The gameplay in Enslaved is very similar to that found in other popular action adventure titles, particularly the Uncharted franchise. Players control monkey from a third party perspective, directing him over a number of obstacles with a dynamic camera angle which shifts according to the task at hand.
Monkey is equipped with a number of skills (primarily physical) including the ability to climb, wield a staff and perform a few choice melee moves in the beginning which later evolve as the player gains experience.
Power and abilities can also be upgraded by collecting red orbs which are littered throughout the game world.
Overall we found the gameplay to border on that found in older arcade based titles. Throughout the game the pace is so frenetic that it adds an almost comical feel to Enslaved and certainly detracts from the realism of the title. This in itself is not a negative thing as it adds an enjoyable dimension to the game, unfortunately it eventually becomes tiresome.

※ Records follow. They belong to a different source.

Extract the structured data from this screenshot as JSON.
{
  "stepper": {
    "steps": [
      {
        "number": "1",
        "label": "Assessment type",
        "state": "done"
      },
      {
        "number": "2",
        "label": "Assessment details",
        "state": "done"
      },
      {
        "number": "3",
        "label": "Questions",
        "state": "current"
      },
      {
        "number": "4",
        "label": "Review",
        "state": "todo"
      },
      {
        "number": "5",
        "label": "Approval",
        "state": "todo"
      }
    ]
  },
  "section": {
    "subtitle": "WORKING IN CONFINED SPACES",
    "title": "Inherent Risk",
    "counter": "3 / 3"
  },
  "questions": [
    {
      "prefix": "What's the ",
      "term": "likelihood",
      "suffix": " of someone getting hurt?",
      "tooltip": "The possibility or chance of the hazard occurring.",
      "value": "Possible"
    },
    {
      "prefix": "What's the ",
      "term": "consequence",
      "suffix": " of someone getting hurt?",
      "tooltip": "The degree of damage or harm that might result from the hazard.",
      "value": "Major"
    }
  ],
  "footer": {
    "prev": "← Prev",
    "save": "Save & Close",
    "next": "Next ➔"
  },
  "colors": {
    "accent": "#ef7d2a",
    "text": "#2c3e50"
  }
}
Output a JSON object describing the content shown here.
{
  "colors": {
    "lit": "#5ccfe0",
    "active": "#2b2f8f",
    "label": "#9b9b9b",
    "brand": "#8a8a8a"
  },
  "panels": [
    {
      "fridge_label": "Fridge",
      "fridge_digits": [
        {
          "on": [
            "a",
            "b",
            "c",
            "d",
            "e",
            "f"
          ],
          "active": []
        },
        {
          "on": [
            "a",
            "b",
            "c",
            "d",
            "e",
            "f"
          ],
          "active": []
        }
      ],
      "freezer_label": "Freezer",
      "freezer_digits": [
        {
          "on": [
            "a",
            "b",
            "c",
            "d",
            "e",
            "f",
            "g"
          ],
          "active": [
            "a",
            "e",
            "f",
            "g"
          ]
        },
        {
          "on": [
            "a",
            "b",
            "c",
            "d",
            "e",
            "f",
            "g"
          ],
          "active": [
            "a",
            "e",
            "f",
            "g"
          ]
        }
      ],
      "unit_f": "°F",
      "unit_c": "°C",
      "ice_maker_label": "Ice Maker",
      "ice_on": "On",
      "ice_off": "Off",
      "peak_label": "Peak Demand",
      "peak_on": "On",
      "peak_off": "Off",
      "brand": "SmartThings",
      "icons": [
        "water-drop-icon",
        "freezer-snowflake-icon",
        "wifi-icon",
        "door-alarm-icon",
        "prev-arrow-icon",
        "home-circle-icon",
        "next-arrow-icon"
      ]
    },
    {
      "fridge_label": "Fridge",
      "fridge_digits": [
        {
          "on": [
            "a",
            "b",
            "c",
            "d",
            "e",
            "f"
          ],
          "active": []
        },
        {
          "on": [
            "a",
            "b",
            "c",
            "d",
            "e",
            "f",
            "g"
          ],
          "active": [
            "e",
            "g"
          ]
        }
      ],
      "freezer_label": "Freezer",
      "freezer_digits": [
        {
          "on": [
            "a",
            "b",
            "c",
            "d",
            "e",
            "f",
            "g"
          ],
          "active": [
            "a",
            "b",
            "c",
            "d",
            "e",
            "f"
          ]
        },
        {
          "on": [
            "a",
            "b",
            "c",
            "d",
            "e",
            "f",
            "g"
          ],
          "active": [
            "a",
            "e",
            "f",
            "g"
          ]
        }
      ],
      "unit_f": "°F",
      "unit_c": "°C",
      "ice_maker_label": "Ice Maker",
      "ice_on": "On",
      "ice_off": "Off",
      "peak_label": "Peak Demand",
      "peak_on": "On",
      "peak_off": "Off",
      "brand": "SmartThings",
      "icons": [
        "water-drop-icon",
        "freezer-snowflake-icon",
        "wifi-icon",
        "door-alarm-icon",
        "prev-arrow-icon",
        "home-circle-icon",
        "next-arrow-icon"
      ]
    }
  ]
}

We feel as though Ninja Theory might have been better served by adding a more dynamic feel to Enslaved. Instead, it more resembles an advanced (yet enjoyable) version of Crash Bandicoot with robots and weaponry.
In it for the long haul
If you’re looking for a game which is easy on the eye, simple fun and relatively quick to complete then Enslaved will check just two of these boxes. Comprising of fourteen chapters it’s anything but short and sweet, nonetheless players looking for a challenge will be pleasantly surprised.
Enslaved is no Uncharted 2 or Tomb Raider, but it does a good job of injecting some frenetic yet simple fun into the genre. Overall it’s a great title to pick up and play, but it won’t blow your hair back for years to come.